Il est vrai que les assureurs laissent penser que si civilement le contrat se banalise trop, l’administration fiscale pourrait en prendre prétexte pour s’attaquer à son statut fiscal privilégié. Soyons clair, l’administration fiscale aurait-elle besoin de se justifier pour tout alourdissement de la fiscalité de l’assurance ? Malheureusement, non. Depuis longtemps, ce n’est pas le statut civil de l’assurance vie qui justifie son régime fiscal mais son statut économique (instrument de soutien au financement long de l’économie nationale), c’est ce qui peut rassurer.

 

(1) CA Poitiers, 2e Civ. 25 octobre 2016, n° 15-04371, L’agefi Actifs, n°691, p.18. L’assurance vie désormais à la portée du fisc.

(2) CA Paris, 10 novembre 2016, n° 15-21390.

(3) S’il n’était pas un bien, pouvait-il être nanti ? V. Axel Depondt, Assurance vie - Les incohérence du droit positif, La semaine juridique Ed. Notariale et Immobilière, N° 15, 16 avril 2010 p. 28.

(4) Cass. 1ere civ. 19 avr. 2005, n° 02-10.985, décision concernant un contrat souscrit par l’intermédiaire de l’association Afer : « En relevant, par motifs propres et adoptés, que le contrat souscrit par [le demandeur] auprès de l’Association française d’épargne et de retraite lui permettait de constituer, par versements provenant de la communauté, une épargne retraite, avec garantie du maintien des résultats acquis par ce placement, tout en lui laissant la disposition à sa convenance des sommes épargnées et que ce contrat était en cours à la date de dissolution de la communauté, la cour d’appel a fait une exacte application de l’article 1401 du Code civil, l’éventuel caractère aléatoire du contrat ou encore l’existence d’une contre-assurance étant indifférents à la solution apportée au litige. »

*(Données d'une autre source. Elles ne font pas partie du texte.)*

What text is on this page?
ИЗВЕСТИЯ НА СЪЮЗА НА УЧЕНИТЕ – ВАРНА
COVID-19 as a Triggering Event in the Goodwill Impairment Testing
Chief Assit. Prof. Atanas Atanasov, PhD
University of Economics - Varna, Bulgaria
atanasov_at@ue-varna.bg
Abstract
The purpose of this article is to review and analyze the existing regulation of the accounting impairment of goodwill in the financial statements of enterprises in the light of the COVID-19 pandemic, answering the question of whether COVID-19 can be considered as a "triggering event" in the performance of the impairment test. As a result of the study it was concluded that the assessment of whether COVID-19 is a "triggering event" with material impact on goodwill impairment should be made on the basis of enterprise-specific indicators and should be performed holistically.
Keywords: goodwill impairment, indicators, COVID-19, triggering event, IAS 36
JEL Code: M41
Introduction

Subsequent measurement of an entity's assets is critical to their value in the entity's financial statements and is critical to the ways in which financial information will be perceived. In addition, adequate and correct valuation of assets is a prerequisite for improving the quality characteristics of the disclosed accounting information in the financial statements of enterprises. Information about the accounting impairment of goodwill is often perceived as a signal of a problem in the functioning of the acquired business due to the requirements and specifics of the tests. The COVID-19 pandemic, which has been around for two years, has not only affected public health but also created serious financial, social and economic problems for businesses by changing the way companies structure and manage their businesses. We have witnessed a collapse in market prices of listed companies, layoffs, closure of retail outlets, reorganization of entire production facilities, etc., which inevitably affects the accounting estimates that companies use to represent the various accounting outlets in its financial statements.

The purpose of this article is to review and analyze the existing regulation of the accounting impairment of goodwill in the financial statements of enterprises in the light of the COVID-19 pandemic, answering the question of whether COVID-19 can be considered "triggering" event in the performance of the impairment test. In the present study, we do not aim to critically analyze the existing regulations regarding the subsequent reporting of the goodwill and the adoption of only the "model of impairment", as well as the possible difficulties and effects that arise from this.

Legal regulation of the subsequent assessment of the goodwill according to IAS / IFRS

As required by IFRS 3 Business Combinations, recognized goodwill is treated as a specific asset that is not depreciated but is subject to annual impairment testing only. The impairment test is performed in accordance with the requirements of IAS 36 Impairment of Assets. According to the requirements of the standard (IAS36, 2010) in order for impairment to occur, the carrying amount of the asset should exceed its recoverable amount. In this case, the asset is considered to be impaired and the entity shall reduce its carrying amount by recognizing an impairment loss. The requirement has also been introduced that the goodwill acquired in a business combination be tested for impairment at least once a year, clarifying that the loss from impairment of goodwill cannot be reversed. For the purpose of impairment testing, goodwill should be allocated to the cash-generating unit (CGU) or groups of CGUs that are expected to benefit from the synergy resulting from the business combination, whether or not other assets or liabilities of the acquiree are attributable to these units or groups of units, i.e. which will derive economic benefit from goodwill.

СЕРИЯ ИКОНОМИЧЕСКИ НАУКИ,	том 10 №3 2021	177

(5) On pourrait leur faire remarquer un certain manque de cohérence puisque, tout en affirmant qu’il ne s’agit pas d’un bien de communauté, ils recommandent la mise en place de conventions de préciput pour permettre au survivant des époux, dans le cas d’une coadhésion avec dénouement au second décès, de sortir ce bien de la communauté. Ou c’est un bien ou ça ne l’est pas... il faut choisir !

(6) Communiqué de presse du 12 janvier 2016, suivi de la RM Ciot du 23 février 2016, n° 78192, reprise au Bofip du 31/05/2016.

(7) La Loi Sérot a été instituée le 16 avril 1930 et l’amendement Monichon a été intégré au dispositif intégré au dispositif par la loi de Finances n°59-1472 du 28 décembre 1959.

(8) Pour Philippe Delmas Saint Hilaire : « La bonne raison pour justifier l’insaisissabilité réside dans le fait que la saisie conduirait à écarter un droit important qui n’appartient qu’au seul assuré, à savoir le droit personnel de désigner, ou de changer de bénéficiaire. »

(9) Cass. Com. 9 juillet 2015, n° 15-40017.

(10) Cass. Crim., 30 sept. 2015, n° 15-81744, n° 15-81745, n° 15-81746.

(11) V. Matthieu Robineau, Confiscation pénale du contrat d’assurance vie, Actuassurance, Revue N° 43, Nov. Dec. 2015.